Still, plant foods contain up to 64 times the antioxidant value of meat or dairy (those are mean values.) For example, a serving of fish will get you an ORAC of 7, an egg 2, and milk tops off at 4. Even a Coke gets a score of 4, so really, you're never going to get the kind of numbers we got with our impressive day above. And please don't drink Coke. It's bone-leaching qualities far surpass it's measly antioxidant contents.

Some Caveats with the ORAC System

The USDA stopped publishing their ORAC listing after 2010 mainly because it was being misused by supplement companies looking to boost product sales. Also, when we talk about super foods, it is often misinterpreted that other foods are not as healthy.  Just because apples and onions or flaxseed are lower on the list, it is important to know that these and other plant foods contain other nutrients that are extremely healthy and fight disease as well. Although they are not as high in some antioxidants, whole grains such as brown rice and whole wheat bread have lots of fiber. Likewise, just because a glass of Merlot has an ORAC score of 5,700 doesn't mean it's wise to drink the whole bottle and feed the broccoli to your dog. 

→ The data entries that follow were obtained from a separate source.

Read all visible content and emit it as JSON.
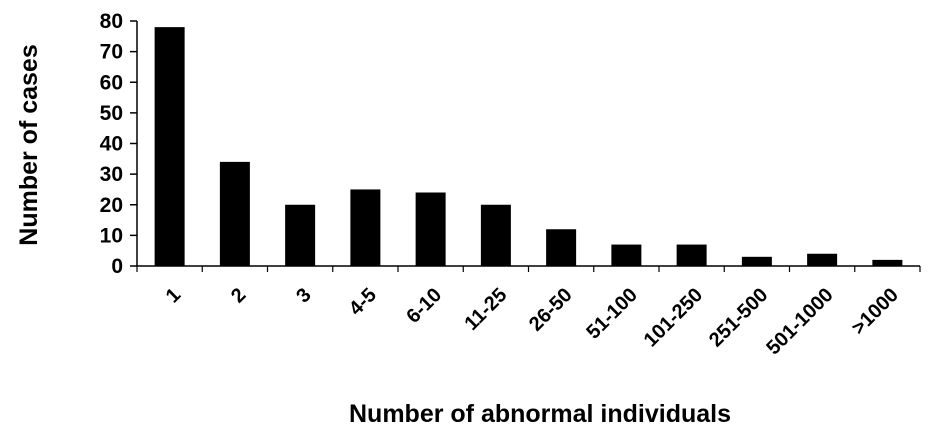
{
  "chart_data": {
    "type": "bar",
    "title": "",
    "xlabel": "Number of abnormal individuals",
    "ylabel": "Number of cases",
    "ylim": [
      0,
      80
    ],
    "yticks": [
      0,
      10,
      20,
      30,
      40,
      50,
      60,
      70,
      80
    ],
    "categories": [
      "1",
      "2",
      "3",
      "4-5",
      "6-10",
      "11-25",
      "26-50",
      "51-100",
      "101-250",
      "251-500",
      "501-1000",
      ">1000"
    ],
    "values": [
      78,
      34,
      20,
      25,
      24,
      20,
      12,
      7,
      7,
      3,
      4,
      2
    ],
    "bar_color": "#000000",
    "grid": false,
    "legend": "none"
  }
}
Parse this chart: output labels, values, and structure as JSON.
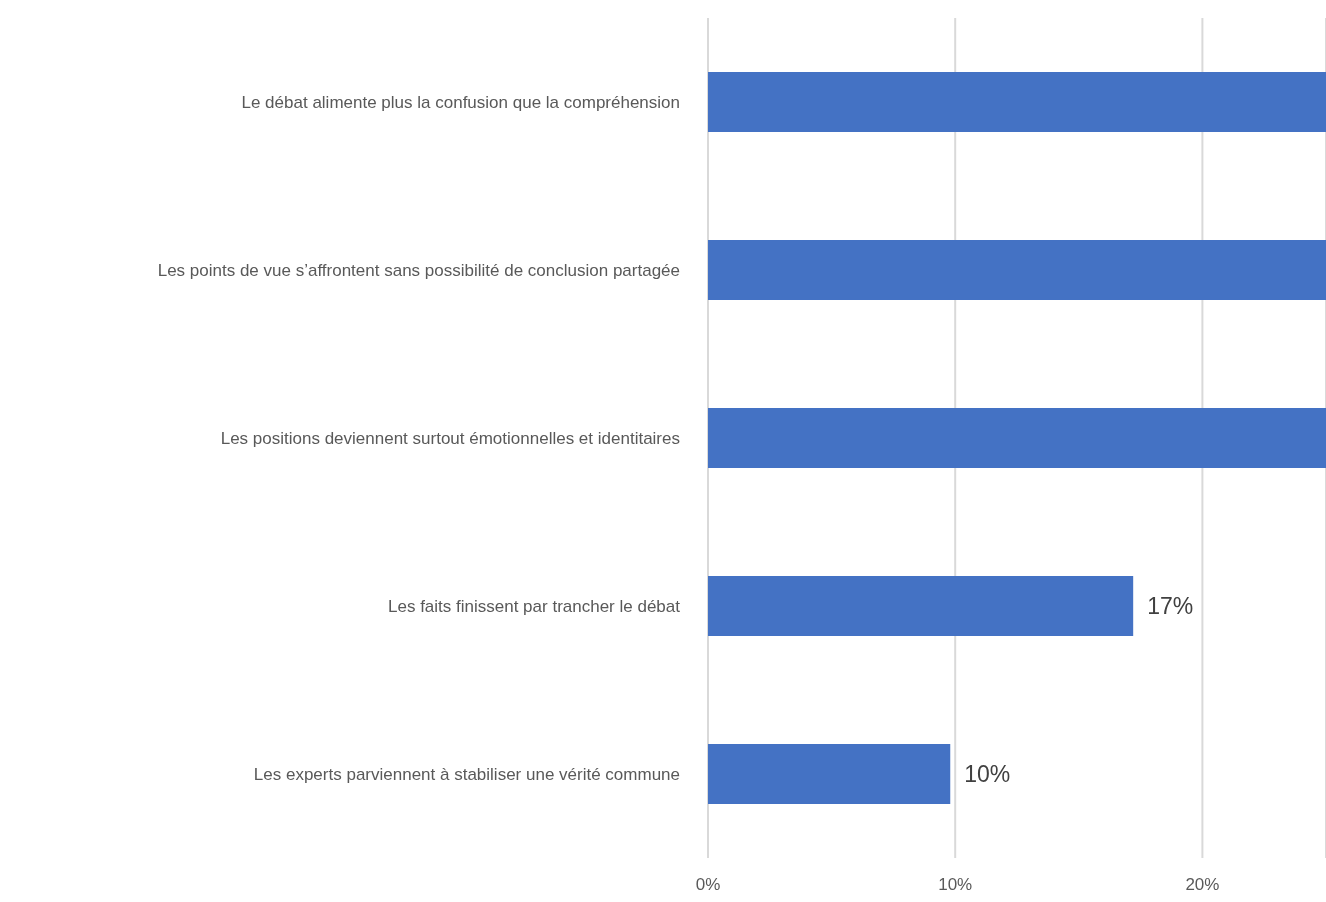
{
  "chart_data": {
    "type": "bar",
    "orientation": "horizontal",
    "categories": [
      "Le débat alimente plus la confusion que la compréhension",
      "Les points de vue s’affrontent sans possibilité de conclusion partagée",
      "Les positions deviennent surtout émotionnelles et identitaires",
      "Les faits finissent par trancher le débat",
      "Les experts parviennent à stabiliser une vérité commune"
    ],
    "values": [
      25,
      25,
      25,
      17.2,
      9.8
    ],
    "value_labels": [
      null,
      null,
      null,
      "17%",
      "10%"
    ],
    "color": "#4472c4",
    "xlim": [
      0,
      25
    ],
    "xticks": [
      {
        "value": 0,
        "label": "0%"
      },
      {
        "value": 10,
        "label": "10%"
      },
      {
        "value": 20,
        "label": "20%"
      }
    ],
    "grid": "x"
  }
}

That brings us back to the exotic berry superfood question. To Noni or not to Noni? That's up to you. As we said, the acai fruit truly has impressively high antioxidant levels and no doubt has been of benefit to many, and if you feel better drinking its juice and don't mind the price, go for it. Healthy Girlfriend wants you to remember that antioxidants work like an army of little fighters. One warrior alone won't win the takes a variety of warriors, each with its individual range of skills and special weaponry. We think that eating a broad range of little plant warriors works better than drinking special juices.